Turkish/Anatolian modern fusion has become a fabulous new cuisine and there are some great options in Istanbul. The best (and completely un-child friendly, but maybe good for a date night!) is Mikla, owned by chef Mehmet Gurs. We also love Kantin in the bustling shopping neighbourhood of Nisantasi, and Amanda Bravo, situated close to Emirgan Park. Right next to Amanda is the newly opened Misk, a café-cum-flower shop with amazing blueberry pancakes, banana bread and avocado toast, when you want something a little bit less Turkish!
For a night out, Kilimanjaro is a great option. Set in the old Bomonti Beer Factory, and part of the Babylon Music group, it has a great menu, but also a good outdoor space for the kids to scooter around in. There are also concerts, mini markets and exhibitions happening regularly in this Babylon location, so check out their site for updated info.
SHOP:
The most famous and historical of Istanbul’s shopping options would have to be the Grand Bazaar (Kapali Carsi), an absolute treasure trove of goodies and an Aladdin’s cave for kids! Try to go early in the morning before the crowds, and pick up some fabulous Hamam towels, beautiful Ikat bowls and fabrics, and carpets coming out of your ears!
On the weekends we also sometimes love to pop into Minoa bookstore (between Besiktas and Nisantasi) and browse the beautiful books for both adults and kids, and then have a little coffee in their café. Simple Life in Bebek is great for beautiful home wares to take back as souvenirs, and Maezae in Karakoy is a quirky boutique with a bit of everything, and workshops too!
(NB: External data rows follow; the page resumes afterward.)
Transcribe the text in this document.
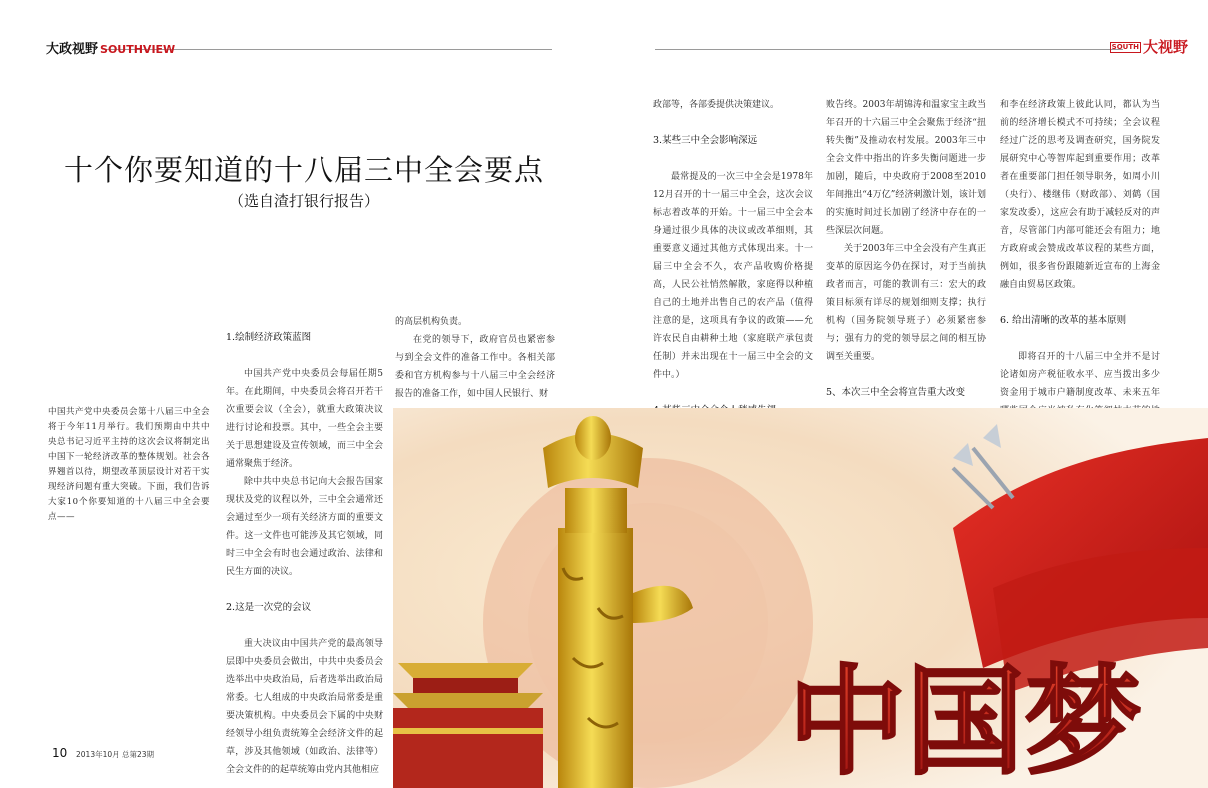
大政视野 SOUTHVIEW	SOUTH 大视野
十个你要知道的十八届三中全会要点
（选自渣打银行报告）
中国共产党中央委员会第十八届三中全会将于今年11月举行。我们预期由中共中央总书记习近平主持的这次会议将制定出中国下一轮经济改革的整体规划。社会各界翘首以待，期望改革顶层设计对若干实现经济问题有重大突破。下面，我们告诉大家10个你要知道的十八届三中全会要点——
1.绘制经济政策蓝图

中国共产党中央委员会每届任期5年。在此期间，中央委员会将召开若干次重要会议（全会），就重大政策决议进行讨论和投票。其中，一些全会主要关于思想建设及宣传领域，而三中全会通常聚焦于经济。

除中共中央总书记向大会报告国家现状及党的议程以外，三中全会通常还会通过至少一项有关经济方面的重要文件。这一文件也可能涉及其它领域，同时三中全会有时也会通过政治、法律和民生方面的决议。

2.这是一次党的会议

重大决议由中国共产党的最高领导层即中央委员会做出，中共中央委员会选举出中央政治局，后者选举出政治局常委。七人组成的中央政治局常委是重要决策机构。中央委员会下属的中央财经领导小组负责统筹全会经济文件的起草，涉及其他领域（如政治、法律等）全会文件的的起草统筹由党内其他相应

的高层机构负责。

在党的领导下，政府官员也紧密参与到全会文件的准备工作中。各相关部委和官方机构参与十八届三中全会经济报告的准备工作，如中国人民银行、财

政部等，各部委提供决策建议。

3.某些三中全会影响深远

最常提及的一次三中全会是1978年12月召开的十一届三中全会，这次会议标志着改革的开始。十一届三中全会本身通过很少具体的决议或改革细则，其重要意义通过其他方式体现出来。十一届三中全会不久，农产品收购价格提高，人民公社悄然解散，家庭得以种植自己的土地并出售自己的农产品（值得注意的是，这项具有争议的政策——允许农民自由耕种土地（家庭联产承包责任制）并未出现在十一届三中全会的文件中。）

败告终。2003年胡锦涛和温家宝主政当年召开的十六届三中全会聚焦于经济“扭转失衡”及推动农村发展。2003年三中全会文件中指出的许多失衡问题进一步加剧，随后，中央政府于2008至2010年间推出“4万亿”经济刺激计划，该计划的实施时间过长加剧了经济中存在的一些深层次问题。

关于2003年三中全会没有产生真正变革的原因迄今仍在探讨，对于当前执政者而言，可能的教训有三：宏大的政策目标须有详尽的规划细则支撑；执行机构（国务院领导班子）必须紧密参与；强有力的党的领导层之间的相互协调至关重要。

5、本次三中全会将宣告重大改变

和李在经济政策上彼此认同，都认为当前的经济增长模式不可持续；全会议程经过广泛的思考及调查研究，国务院发展研究中心等智库起到重要作用；改革者在重要部门担任领导职务，如周小川（央行）、楼继伟（财政部）、刘鹤（国家发改委），这应会有助于减轻反对的声音，尽管部门内部可能还会有阻力；地方政府或会赞成改革议程的某些方面，例如，很多省份跟随新近宣布的上海金融自由贸易区政策。

6. 给出清晰的改革的基本原则

即将召开的十八届三中全并不是讨论诸如房产税征收水平、应当拨出多少资金用于城市户籍制度改革、未来五年

中国梦
10 2013年10月 总第23期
For children Kidslivingetc has just opened up a little boutique on the Asian side, selling all sorts of Scandinavian decoration pieces, toys and some great Turkish labels including Minimom and Figg Official.
STAY:
As I’ve already mentioned, in Istanbul it is nice to be close to the water! The Four Seasons at the Bosphorus is a good top-dollar hotel with all the amenities, and friends with kids have been happy here. But we also love the more boutique option of Sumahan on the Water with its grassy area in front of Bosphorus, perfect for kids to play on!
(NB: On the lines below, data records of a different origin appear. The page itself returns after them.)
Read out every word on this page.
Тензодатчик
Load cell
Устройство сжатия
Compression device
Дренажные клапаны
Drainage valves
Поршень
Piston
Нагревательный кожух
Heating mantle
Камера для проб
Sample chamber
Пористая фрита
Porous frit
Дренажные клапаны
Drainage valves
In the old city Soho House is spectacular, housed in a 19th century Palazzo, and close to many tourist attractions and nightlife. The Vault, part of the wonderful House Hotel group is in Karakoy, a great location to be based in, and close to Istanbul Modern, the tram, and once again, the Bosphorus!!
Hotel Momscierge is a great service in the city for families who come to visit, with babysitting options, equipment rental and tips on what to do and where to go. The Guide Istanbul is also a lovely and useful magazine and online source for all up-to-date information on what’s going on in Istanbul right now!
Thank you so much, Alara, for sharing with us. And thank you to Ceren Semerci for the beautiful photos.